As reported by the Romanian media, the Hungarian airline Wizz Air has been forced to reinstate four pilots and ten cabin crew by the Romanian court system. Two different courts of justice – Cluj Court of Appel and Bucharest Courthouse – decided in 2021 that Wizz Air must rehire its former employees on the previous positions they held within the company. Also, they imposed on the company to pay financial compensations, fully covering the period between the date of their dismissal and the time of being rehired.

Mircea Constantin, former crew member at Wizz Air in Romania – personal photo archive

Mircea Constantin, former crew member at Wizz Air in Romania – personal photo archive

But the story has deeper roots in Romania, as Mircea Constantin, Head of Representation FPU Romania and former crew member at Wizz Air in Romania, confessed.

How else can the Wizz Air decision from the same year – when announcing the dismissal of 19 people, including Mircea Constantin – be explained? Especially knowing that those fired were also founding members of the union, legally functioning within the Romanian Wizz Air branch? Just because the Hungarian low-cost carrier was not happy at all with the idea of having a functioning union at its branch in Romania, right after the company started to operate in this Central-Eastern European country, back in 2014.
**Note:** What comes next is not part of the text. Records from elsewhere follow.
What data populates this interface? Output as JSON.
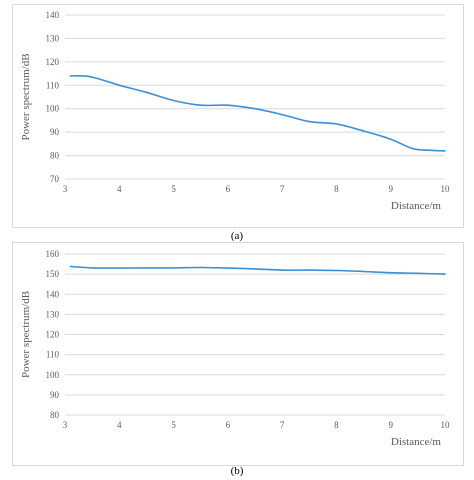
{
  "chart_data": [
    {
      "type": "line",
      "title": "",
      "xlabel": "Distance/m",
      "ylabel": "Power spectrum/dB",
      "xlim": [
        3,
        10
      ],
      "ylim": [
        70,
        140
      ],
      "xticks": [
        3,
        4,
        5,
        6,
        7,
        8,
        9,
        10
      ],
      "yticks": [
        70,
        80,
        90,
        100,
        110,
        120,
        130,
        140
      ],
      "grid": true,
      "legend": "none",
      "color": "#3a8fd6",
      "series": [
        {
          "x": [
            3.1,
            3.3,
            3.5,
            3.8,
            4.0,
            4.5,
            5.0,
            5.5,
            6.0,
            6.5,
            7.0,
            7.5,
            8.0,
            8.5,
            9.0,
            9.4,
            9.7,
            10.0
          ],
          "values": [
            114,
            114,
            113.5,
            111.5,
            110,
            107,
            103.5,
            101.5,
            101.5,
            100,
            97.5,
            94.5,
            93.5,
            90.5,
            87,
            83,
            82.3,
            82
          ]
        }
      ],
      "caption": "(a)"
    },
    {
      "type": "line",
      "title": "",
      "xlabel": "Distance/m",
      "ylabel": "Power spectrum/dB",
      "xlim": [
        3,
        10
      ],
      "ylim": [
        80,
        160
      ],
      "xticks": [
        3,
        4,
        5,
        6,
        7,
        8,
        9,
        10
      ],
      "yticks": [
        80,
        90,
        100,
        110,
        120,
        130,
        140,
        150,
        160
      ],
      "grid": true,
      "legend": "none",
      "color": "#3a8fd6",
      "series": [
        {
          "x": [
            3.1,
            3.5,
            4.0,
            4.5,
            5.0,
            5.5,
            6.0,
            6.5,
            7.0,
            7.5,
            8.0,
            8.5,
            9.0,
            9.5,
            10.0
          ],
          "values": [
            153.8,
            153.1,
            153.0,
            153.1,
            153.1,
            153.3,
            153.0,
            152.6,
            152.0,
            152.0,
            151.8,
            151.3,
            150.7,
            150.4,
            150.0
          ]
        }
      ],
      "caption": "(b)"
    }
  ]
}
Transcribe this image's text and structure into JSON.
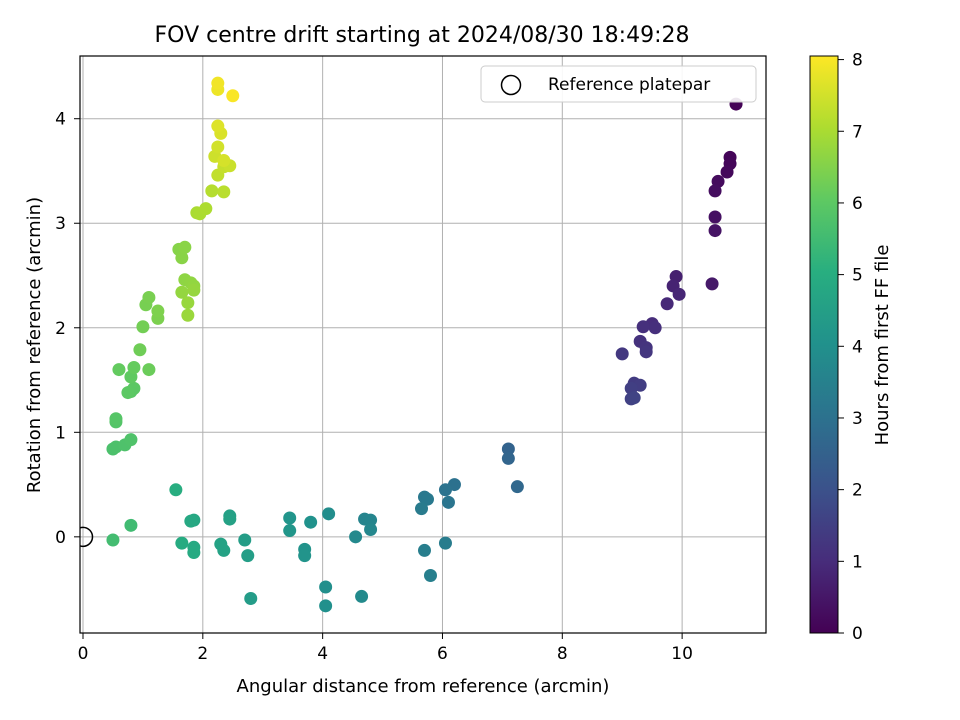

It took Mircea Constantin and his 18 former colleagues seven years of struggles to present themselves and defend their rights in front of different courts of law in Romania. A time-consuming process involving substantial financial costs, not to mention the enormous mental challenges. Only one out of the 19 former employees of the Wizz branch in Romania asked to be rehired, as the other ones had already found other jobs.

Yet, they kneeled Wizz Air. And their victory is based on legal and final decisions of the justice system.